European AI Trend Radar: Summary & Overview

European AI Trend Radar: Summary & Overview

European AI Trend Radar is a compilation that synthesises the insights and discussion from the Theme Development Workshops of TAILOR, HumanE AI Net, VISION and CLAIRE AISBL. These workshops were forums where key players from various AI-related industry sectors and academic fields articulated strategic research directions in AI in Europe. The core of the European AI Trend Radar report is based on the discussions held during these workshops, providing it with a distinctive, ground-up perspective on trends within Europe’s AI landscape. To augment and validate the trends identified in the TDWs, a literature and market search was conducted.

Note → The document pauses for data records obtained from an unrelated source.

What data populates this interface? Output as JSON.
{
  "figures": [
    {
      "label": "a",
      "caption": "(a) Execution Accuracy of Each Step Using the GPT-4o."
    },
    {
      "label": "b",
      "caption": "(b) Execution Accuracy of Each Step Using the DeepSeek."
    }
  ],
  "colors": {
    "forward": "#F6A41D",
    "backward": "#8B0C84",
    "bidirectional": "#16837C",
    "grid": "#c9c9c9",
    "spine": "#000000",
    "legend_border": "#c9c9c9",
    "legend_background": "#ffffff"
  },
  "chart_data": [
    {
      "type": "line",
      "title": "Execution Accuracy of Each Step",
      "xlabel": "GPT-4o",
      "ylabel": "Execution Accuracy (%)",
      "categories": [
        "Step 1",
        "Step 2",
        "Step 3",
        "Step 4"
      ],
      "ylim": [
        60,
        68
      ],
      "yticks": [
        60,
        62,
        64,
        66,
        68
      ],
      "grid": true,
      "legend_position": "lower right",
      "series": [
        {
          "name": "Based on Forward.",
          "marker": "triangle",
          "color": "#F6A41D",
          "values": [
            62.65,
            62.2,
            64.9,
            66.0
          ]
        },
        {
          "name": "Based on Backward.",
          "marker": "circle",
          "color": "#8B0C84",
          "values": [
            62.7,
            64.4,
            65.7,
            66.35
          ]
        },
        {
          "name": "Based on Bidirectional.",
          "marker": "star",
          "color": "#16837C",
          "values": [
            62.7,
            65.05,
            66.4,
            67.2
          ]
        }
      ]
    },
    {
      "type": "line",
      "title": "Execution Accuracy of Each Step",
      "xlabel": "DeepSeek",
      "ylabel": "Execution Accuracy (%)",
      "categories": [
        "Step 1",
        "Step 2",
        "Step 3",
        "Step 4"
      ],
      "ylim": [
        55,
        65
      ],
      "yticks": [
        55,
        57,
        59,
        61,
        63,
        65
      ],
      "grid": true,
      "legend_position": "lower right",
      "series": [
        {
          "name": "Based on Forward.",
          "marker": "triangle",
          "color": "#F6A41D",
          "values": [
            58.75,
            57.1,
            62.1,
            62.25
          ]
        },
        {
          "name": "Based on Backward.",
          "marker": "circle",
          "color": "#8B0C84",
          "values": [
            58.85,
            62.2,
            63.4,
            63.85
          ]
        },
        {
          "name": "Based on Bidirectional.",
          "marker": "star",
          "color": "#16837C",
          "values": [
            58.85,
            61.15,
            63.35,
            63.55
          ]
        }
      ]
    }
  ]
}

This approach ensures that the findings not only reflect expert opinions but are also confirmed by existing academic and industry research, increasing the reliability of the conclusions drawn. However, it is important to highlight that the core of the European AI Trend Radar remains connected to the Theme Development Workshops. This connection offers a NoEs-specific perspective, emphasising practical, real-world applications and innovations in AI that are specifically relevant to Europe.

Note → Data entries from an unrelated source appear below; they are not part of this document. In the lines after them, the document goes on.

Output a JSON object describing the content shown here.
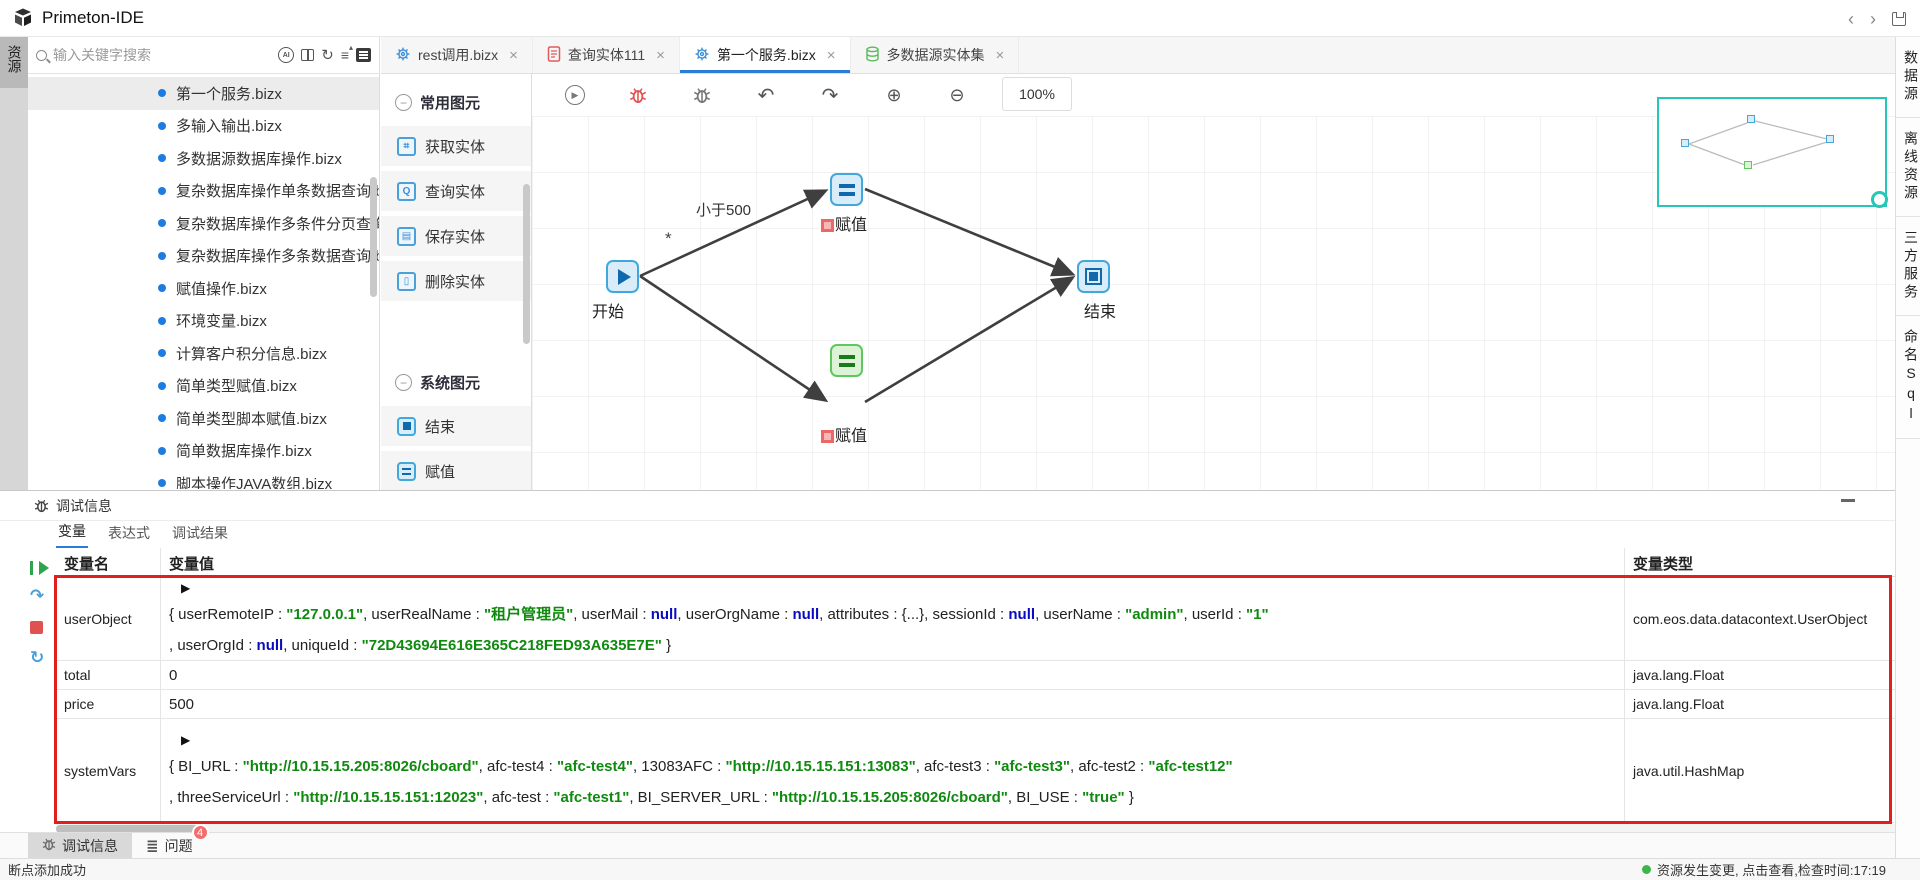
{
  "title_bar": {
    "app_title": "Primeton-IDE"
  },
  "left_rail": {
    "label": "资源"
  },
  "explorer": {
    "search_placeholder": "输入关键字搜索",
    "selected_index": 0,
    "items": [
      "第一个服务.bizx",
      "多输入输出.bizx",
      "多数据源数据库操作.bizx",
      "复杂数据库操作单条数据查询.bizx",
      "复杂数据库操作多条件分页查询.bizx",
      "复杂数据库操作多条数据查询.bizx",
      "赋值操作.bizx",
      "环境变量.bizx",
      "计算客户积分信息.bizx",
      "简单类型赋值.bizx",
      "简单类型脚本赋值.bizx",
      "简单数据库操作.bizx",
      "脚本操作JAVA数组.bizx"
    ]
  },
  "tabs": [
    {
      "label": "rest调用.bizx",
      "icon": "gear",
      "active": false
    },
    {
      "label": "查询实体111",
      "icon": "file-red",
      "active": false
    },
    {
      "label": "第一个服务.bizx",
      "icon": "gear",
      "active": true
    },
    {
      "label": "多数据源实体集",
      "icon": "db-green",
      "active": false
    }
  ],
  "palette": {
    "groups": [
      {
        "header": "常用图元",
        "items": [
          {
            "label": "获取实体",
            "icon": "chip-fetch"
          },
          {
            "label": "查询实体",
            "icon": "chip-query"
          },
          {
            "label": "保存实体",
            "icon": "chip-save"
          },
          {
            "label": "删除实体",
            "icon": "chip-delete"
          }
        ]
      },
      {
        "header": "系统图元",
        "items": [
          {
            "label": "结束",
            "icon": "end"
          },
          {
            "label": "赋值",
            "icon": "assign"
          }
        ]
      }
    ]
  },
  "canvas": {
    "zoom_level": "100%",
    "condition_label": "小于500",
    "star_label": "*",
    "nodes": [
      {
        "label": "开始"
      },
      {
        "label": "赋值"
      },
      {
        "label": "赋值"
      },
      {
        "label": "结束"
      }
    ]
  },
  "right_rail": {
    "items": [
      "数据源",
      "离线资源",
      "三方服务",
      "命名Sql"
    ]
  },
  "debug_panel": {
    "title": "调试信息",
    "tabs": [
      "变量",
      "表达式",
      "调试结果"
    ],
    "active_tab_index": 0,
    "columns": [
      "变量名",
      "变量值",
      "变量类型"
    ],
    "rows": [
      {
        "name": "userObject",
        "type": "com.eos.data.datacontext.UserObject",
        "caret": true,
        "lines": [
          [
            {
              "k": "p",
              "v": "{ userRemoteIP :  "
            },
            {
              "k": "s",
              "v": "\"127.0.0.1\""
            },
            {
              "k": "p",
              "v": ",  userRealName :  "
            },
            {
              "k": "s",
              "v": "\"租户管理员\""
            },
            {
              "k": "p",
              "v": ",  userMail :  "
            },
            {
              "k": "n",
              "v": "null"
            },
            {
              "k": "p",
              "v": ",  userOrgName :  "
            },
            {
              "k": "n",
              "v": "null"
            },
            {
              "k": "p",
              "v": ",  attributes :  {...},  sessionId :  "
            },
            {
              "k": "n",
              "v": "null"
            },
            {
              "k": "p",
              "v": ",  userName :  "
            },
            {
              "k": "s",
              "v": "\"admin\""
            },
            {
              "k": "p",
              "v": ",  userId :  "
            },
            {
              "k": "s",
              "v": "\"1\""
            }
          ],
          [
            {
              "k": "p",
              "v": ",  userOrgId :  "
            },
            {
              "k": "n",
              "v": "null"
            },
            {
              "k": "p",
              "v": ",  uniqueId :  "
            },
            {
              "k": "s",
              "v": "\"72D43694E616E365C218FED93A635E7E\""
            },
            {
              "k": "p",
              "v": " }"
            }
          ]
        ]
      },
      {
        "name": "total",
        "type": "java.lang.Float",
        "caret": false,
        "lines": [
          [
            {
              "k": "p",
              "v": "0"
            }
          ]
        ]
      },
      {
        "name": "price",
        "type": "java.lang.Float",
        "caret": false,
        "lines": [
          [
            {
              "k": "p",
              "v": "500"
            }
          ]
        ]
      },
      {
        "name": "systemVars",
        "type": "java.util.HashMap",
        "caret": true,
        "lines": [
          [
            {
              "k": "p",
              "v": "{ BI_URL :  "
            },
            {
              "k": "s",
              "v": "\"http://10.15.15.205:8026/cboard\""
            },
            {
              "k": "p",
              "v": ",  afc-test4 :  "
            },
            {
              "k": "s",
              "v": "\"afc-test4\""
            },
            {
              "k": "p",
              "v": ",  13083AFC :  "
            },
            {
              "k": "s",
              "v": "\"http://10.15.15.151:13083\""
            },
            {
              "k": "p",
              "v": ",  afc-test3 :  "
            },
            {
              "k": "s",
              "v": "\"afc-test3\""
            },
            {
              "k": "p",
              "v": ",  afc-test2 :  "
            },
            {
              "k": "s",
              "v": "\"afc-test12\""
            }
          ],
          [
            {
              "k": "p",
              "v": ",  threeServiceUrl :  "
            },
            {
              "k": "s",
              "v": "\"http://10.15.15.151:12023\""
            },
            {
              "k": "p",
              "v": ",  afc-test :  "
            },
            {
              "k": "s",
              "v": "\"afc-test1\""
            },
            {
              "k": "p",
              "v": ",  BI_SERVER_URL :  "
            },
            {
              "k": "s",
              "v": "\"http://10.15.15.205:8026/cboard\""
            },
            {
              "k": "p",
              "v": ",  BI_USE :  "
            },
            {
              "k": "s",
              "v": "\"true\""
            },
            {
              "k": "p",
              "v": " }"
            }
          ]
        ]
      }
    ]
  },
  "bottom_tabs": [
    {
      "label": "调试信息",
      "active": true,
      "badge": ""
    },
    {
      "label": "问题",
      "active": false,
      "badge": "4"
    }
  ],
  "status_bar": {
    "left": "断点添加成功",
    "right": "资源发生变更, 点击查看,检查时间:17:19"
  }
}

Two main categories of trends are identified: Broad Trends and Specific Trends. Broad Trends, such as Education, Data, and Trustworthy AI, serve as fundamental elements that impact multiple sectors and guide the overall development of AI in Europe. In contrast, Specific Trends offer focused, actionable insights tailored to particular areas like Research-Industry Collaboration, Procurement Strategies, and the creation of Algorithm Registers. These Specific Trends support more targeted strategies for implementing and integrating AI technologies in specific contexts, enabling customized approaches to promoting AI advancement in Europe. Below, a selection of these key trends is listed and explained in further detail.

Broad Trends

Education and Communication
Need for AI Literacy
Public Trust
Collaboration
Data
Overcoming Data Silos
Synthetic Data
Trustworthy AI
Holistic Approach
Verification and Validation

Specific Trends

Measurement of AI Ecosystems
Research-Industry Collaboration
Procurement, Advocacy, and Market Creation
Algorithm Register
Federated Learning

These trends and examples underscore the importance of a comprehensive approach to AI development, focusing on education, data management, trustworthy AI, collaboration, and strategic government intervention to foster innovation and public trust in AI technologies.

Future Outlook

The future of AI in Europe, as outlined by the European Trend Radar, suggests increasing integration of AI across sectors, driven by transparency, trust, and collaboration. Advancements in AI education and communication will likely bridge the gap between developers and end-users, creating a more AI-literate society. Data management and privacy, particularly through Federated Learning, will become increasingly critical as AI systems handle larger datasets. The focus on Trustworthy AI will evolve into more robust frameworks ensuring ethical and secure systems. Collaboration between academia, industry, and government will remain vital, with joint labs and public-private partnerships accelerating innovation. As AI technologies mature, establishing algorithm registers and systematic performance measurements will be crucial in maintaining accountability and trust, positioning Europe as a leader in ethical AI development.